An initial assessment of water security in Europe using a DEA approach

Sustainable Technology and Entrepreneurship
January–April 2022, Volume: 1. Issue 1
DOI: https://doi.org/10.1016/j.stae.2022.100002

 

The global freshwater crisis has prompted the development of innovative methods to assess the sustainability of water resources around the world. In the last decade, the concept of water sustainability has evolved, giving rise to a more advanced measure of societies’ capacity to safeguard water resources; namely, water security. In this paper, we calculate a composite index to assess water security through the application of a DEA approach. The proposed model is used to aggregate nine indicators relating to the four dimensions of water security: state of the water environment; human health and wellbeing; sustainability of livelihoods; and the stability, functions and responsibility of societies. The model was applied to 15 European countries.

Benchmarking results of the analysed countries show that Denmark, the United Kingdom and Finland hold the best positions in the ranking.

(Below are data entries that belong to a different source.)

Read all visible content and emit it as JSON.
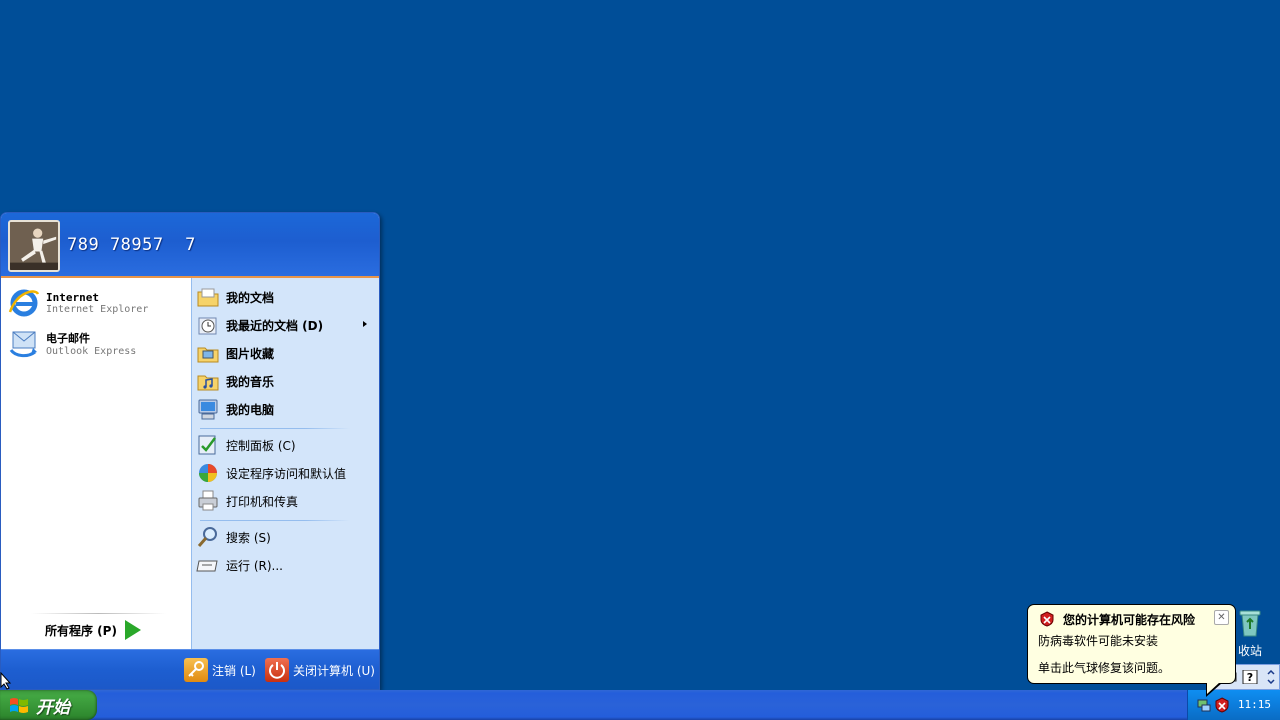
{
  "user": {
    "name": "789 78957  7"
  },
  "pinned": [
    {
      "title": "Internet",
      "subtitle": "Internet Explorer",
      "icon": "internet-explorer-icon"
    },
    {
      "title": "电子邮件",
      "subtitle": "Outlook Express",
      "icon": "outlook-express-icon"
    }
  ],
  "all_programs": {
    "label": "所有程序 (P)"
  },
  "places": [
    {
      "label": "我的文档",
      "icon": "my-documents-icon"
    },
    {
      "label": "我最近的文档 (D)",
      "icon": "recent-documents-icon"
    },
    {
      "label": "图片收藏",
      "icon": "my-pictures-icon"
    },
    {
      "label": "我的音乐",
      "icon": "my-music-icon"
    },
    {
      "label": "我的电脑",
      "icon": "my-computer-icon"
    }
  ],
  "settings": [
    {
      "label": "控制面板 (C)",
      "icon": "control-panel-icon"
    },
    {
      "label": "设定程序访问和默认值",
      "icon": "program-defaults-icon"
    },
    {
      "label": "打印机和传真",
      "icon": "printer-icon"
    }
  ],
  "tools": [
    {
      "label": "搜索 (S)",
      "icon": "search-icon"
    },
    {
      "label": "运行 (R)...",
      "icon": "run-icon"
    }
  ],
  "footer": {
    "logoff": "注销 (L)",
    "shutdown": "关闭计算机 (U)"
  },
  "taskbar": {
    "start_label": "开始",
    "clock": "11:15"
  },
  "desktop_icon": {
    "label": "收站"
  },
  "balloon": {
    "title": "您的计算机可能存在风险",
    "line1": "防病毒软件可能未安装",
    "line2": "单击此气球修复该问题。"
  },
  "colors": {
    "desktop": "#004e98",
    "start_green": "#3c9a3c",
    "menu_blue": "#1d5ed0",
    "balloon_bg": "#ffffe1"
  }
}
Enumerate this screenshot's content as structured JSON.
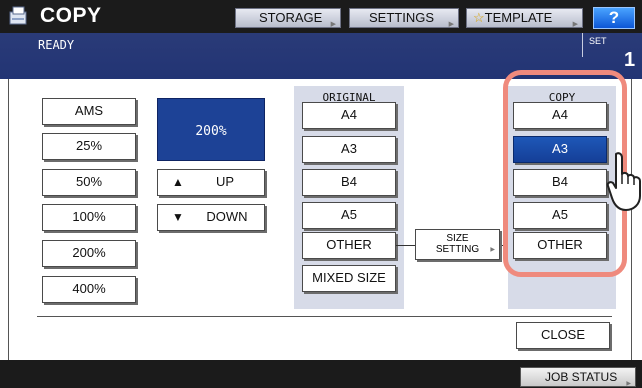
{
  "header": {
    "title": "COPY",
    "icon": "copy-icon",
    "tabs": [
      {
        "label": "STORAGE"
      },
      {
        "label": "SETTINGS"
      },
      {
        "label": "TEMPLATE",
        "icon": "star-icon"
      }
    ],
    "help_label": "?"
  },
  "status": {
    "text": "READY",
    "set_label": "SET",
    "set_count": "1"
  },
  "zoom": {
    "presets": [
      "AMS",
      "25%",
      "50%",
      "100%",
      "200%",
      "400%"
    ],
    "display_value": "200%",
    "up_label": "UP",
    "down_label": "DOWN"
  },
  "original": {
    "heading": "ORIGINAL",
    "sizes": [
      "A4",
      "A3",
      "B4",
      "A5",
      "OTHER",
      "MIXED SIZE"
    ]
  },
  "size_setting": {
    "line1": "SIZE",
    "line2": "SETTING"
  },
  "copy": {
    "heading": "COPY",
    "sizes": [
      "A4",
      "A3",
      "B4",
      "A5",
      "OTHER"
    ],
    "selected": "A3"
  },
  "footer": {
    "close_label": "CLOSE",
    "job_status_label": "JOB STATUS"
  },
  "colors": {
    "accent": "#1d4296",
    "highlight": "#ef8a7d",
    "status_bar": "#223474"
  }
}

The findings thus indicate that these countries show excellent performance in water security relative to the other countries under study.

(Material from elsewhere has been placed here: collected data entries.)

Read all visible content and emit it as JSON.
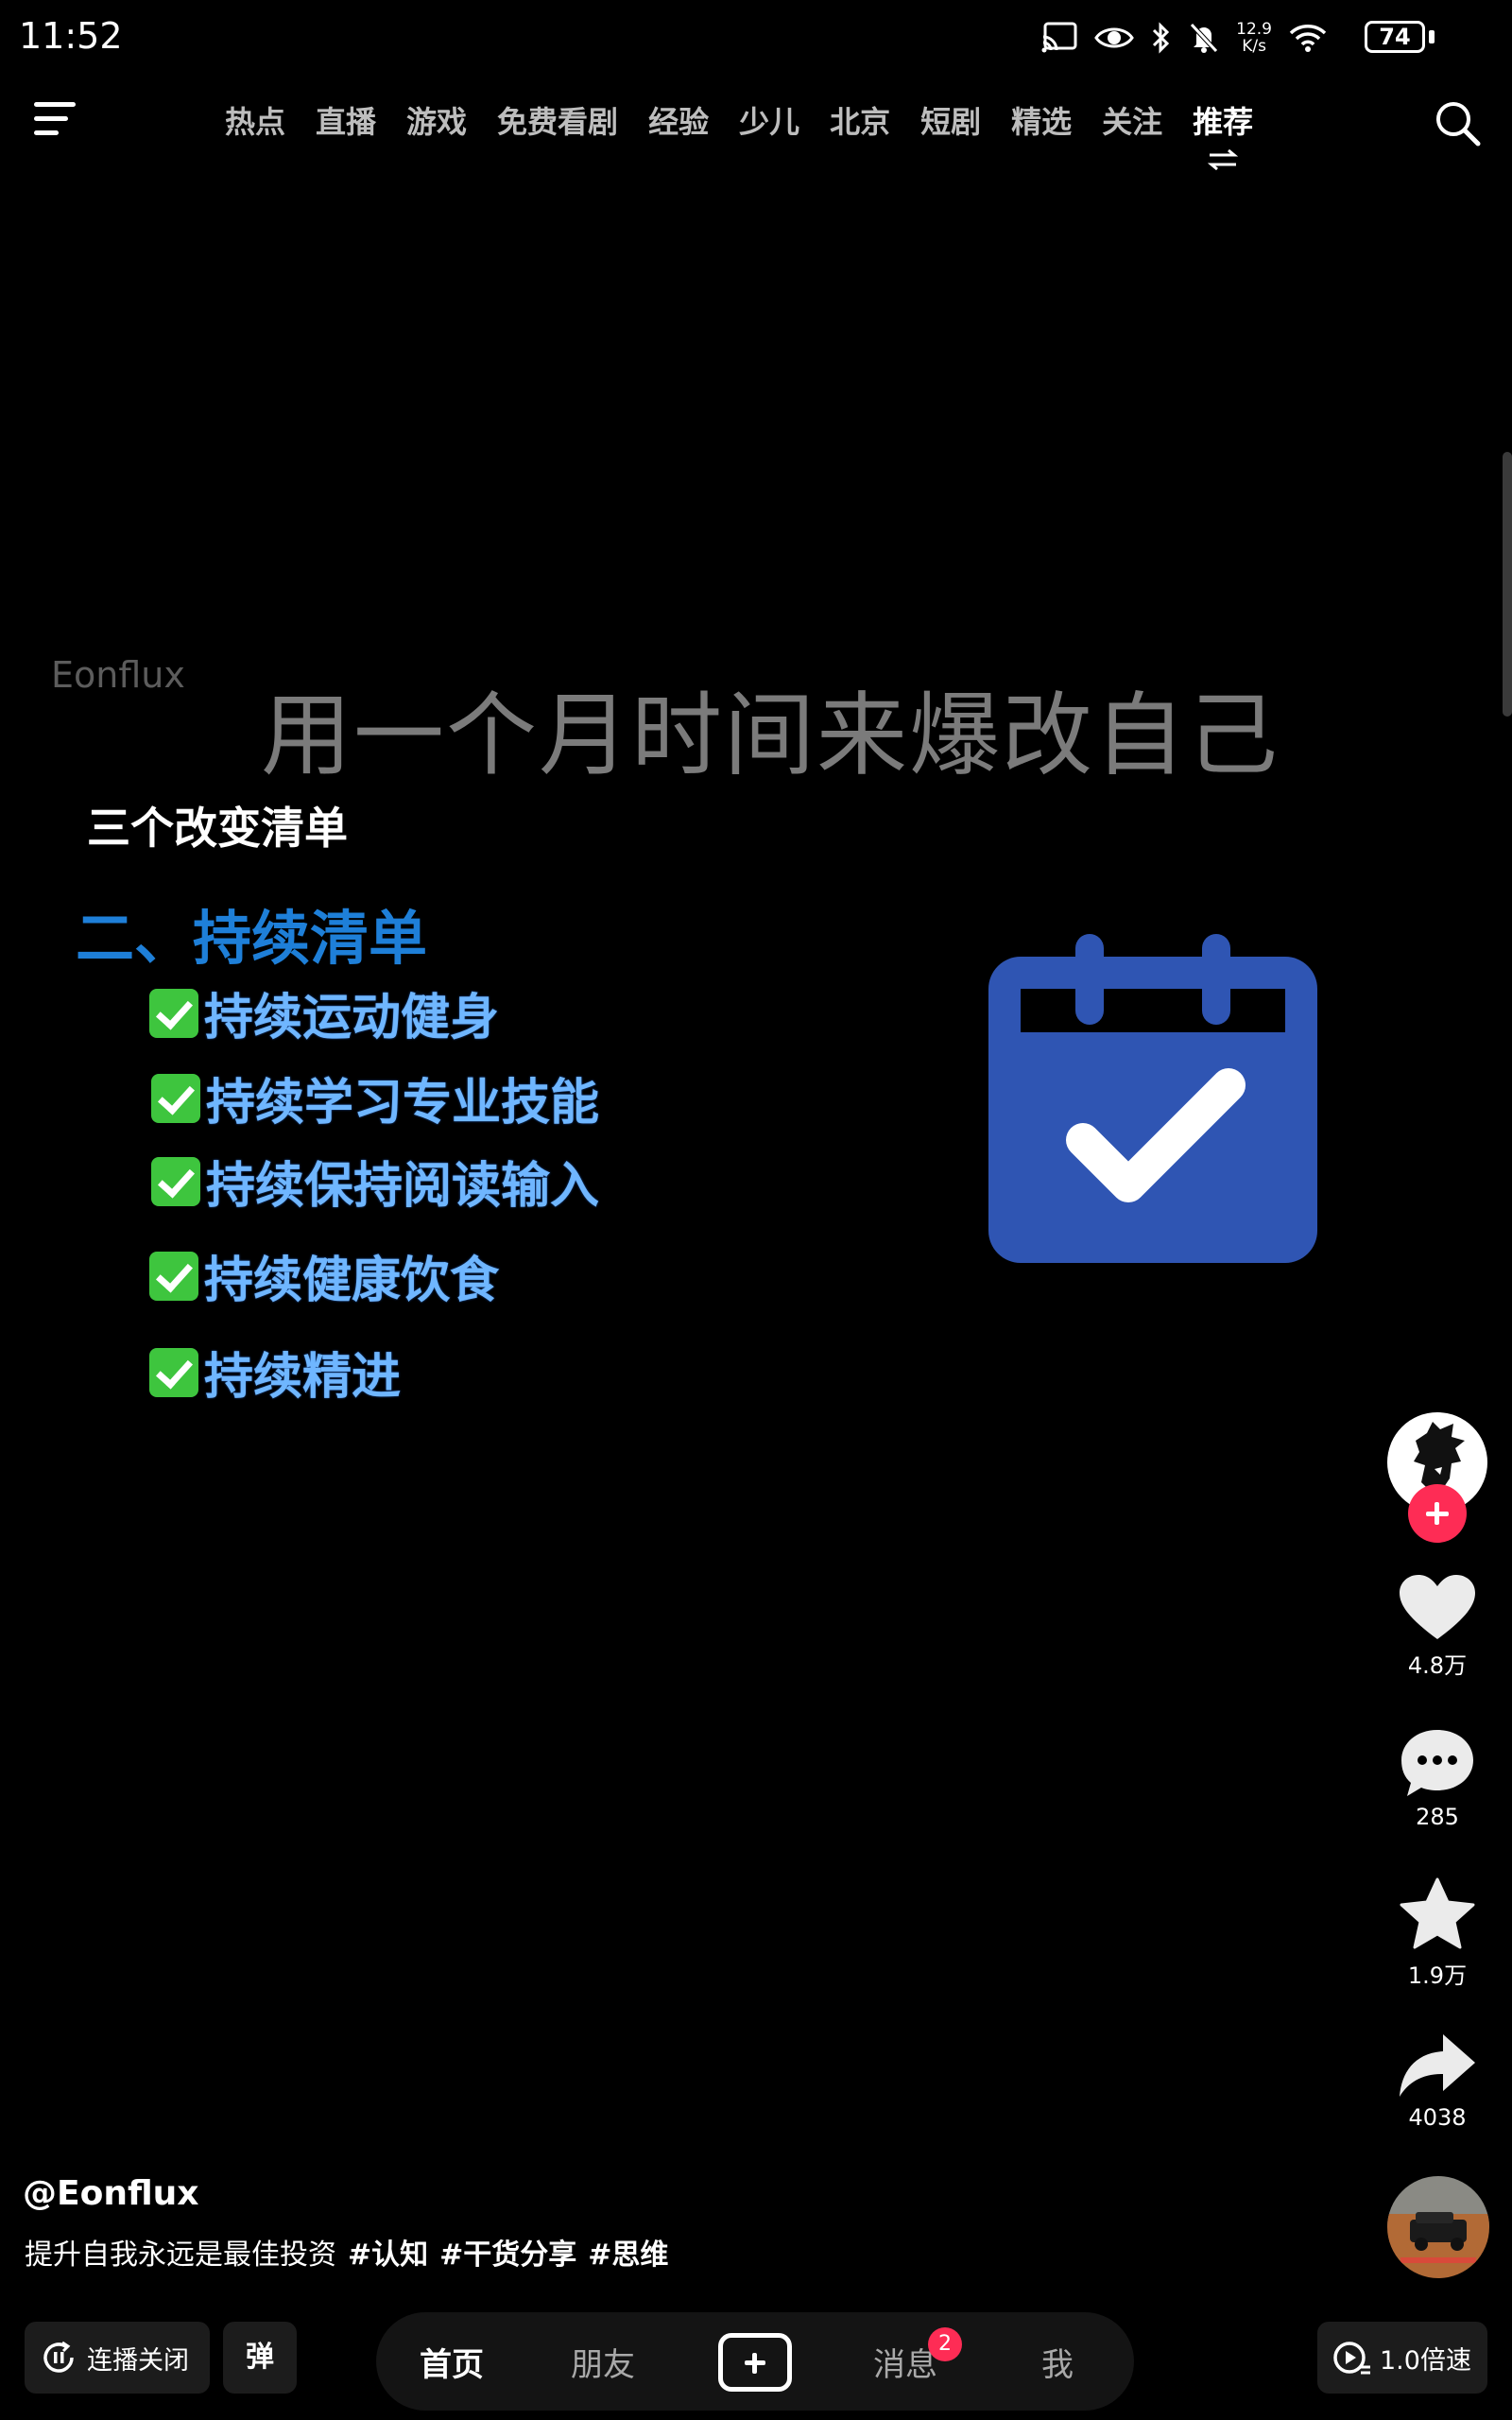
{
  "status_bar": {
    "time": "11:52",
    "net_speed_value": "12.9",
    "net_speed_unit": "K/s",
    "battery": "74"
  },
  "top_nav": {
    "tabs": [
      "热点",
      "直播",
      "游戏",
      "免费看剧",
      "经验",
      "少儿",
      "北京",
      "短剧",
      "精选",
      "关注",
      "推荐"
    ],
    "active_tab": "推荐"
  },
  "video": {
    "watermark": "Eonflux",
    "title": "用一个月时间来爆改自己",
    "list_heading": "三个改变清单",
    "section_heading": "二、持续清单",
    "items": [
      "持续运动健身",
      "持续学习专业技能",
      "持续保持阅读输入",
      "持续健康饮食",
      "持续精进"
    ]
  },
  "sidebar": {
    "likes": "4.8万",
    "comments": "285",
    "favorites": "1.9万",
    "shares": "4038"
  },
  "caption": {
    "author": "@Eonflux",
    "text": "提升自我永远是最佳投资",
    "tags": [
      "#认知",
      "#干货分享",
      "#思维"
    ]
  },
  "bottom_bar": {
    "autoplay_label": "连播关闭",
    "danmaku_label": "弹",
    "tabs": [
      "首页",
      "朋友",
      "消息",
      "我"
    ],
    "message_badge": "2",
    "speed_label": "1.0倍速"
  },
  "colors": {
    "accent_red": "#fe2c55",
    "heading_blue": "#1e7fd8",
    "calendar_blue": "#2f55b3",
    "check_green": "#3ec53e"
  }
}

Dealing with Water Conflicts: A Comprehensive Review of MCDM Approaches to Manage Freshwater Ecosystem Services

Land
May 2021  –  Volume: 10. Issue: 5 – 469
DOI: https://doi.org/10.3390/land10050469

This paper presents a comprehensive review of the application of Multiple-Criteria Decision-Making (MCDM) approaches exclusively to water-related freshwater ecosystem services. MCDM analysis has been useful in solving conflicts and it works well in this framework, given the serious conflicts historically associated with water use and the protection of freshwater ecosystems around the world. In this study, we present a review of 150 papers that proposed the use of MCDM-based methods for the social, economic, or ecological planning and management of water ecosystem services over the period 2000–2020. The analysis accounts for six elements: ecosystem service type, method, participation, biogeographical realm, waterbody type, and problem to solve. A Chi-square test was used to identify dependence between these elements. Studies involving the participation of stakeholder groups adopted an integrated approach to analysing sustainable water management, considering provisioning, regulating, and cultural services. However, such studies have been in decline since 2015, in favour of non-participatory studies that were strictly focused on ecological and provisioning issues. Although this reflects greater concern for the health of freshwater ecosystems, it is a long way removed from the essence of ecosystem services, which entails an integrated approach to the interrelationships between hydrology, landscapes, ecology, and humans.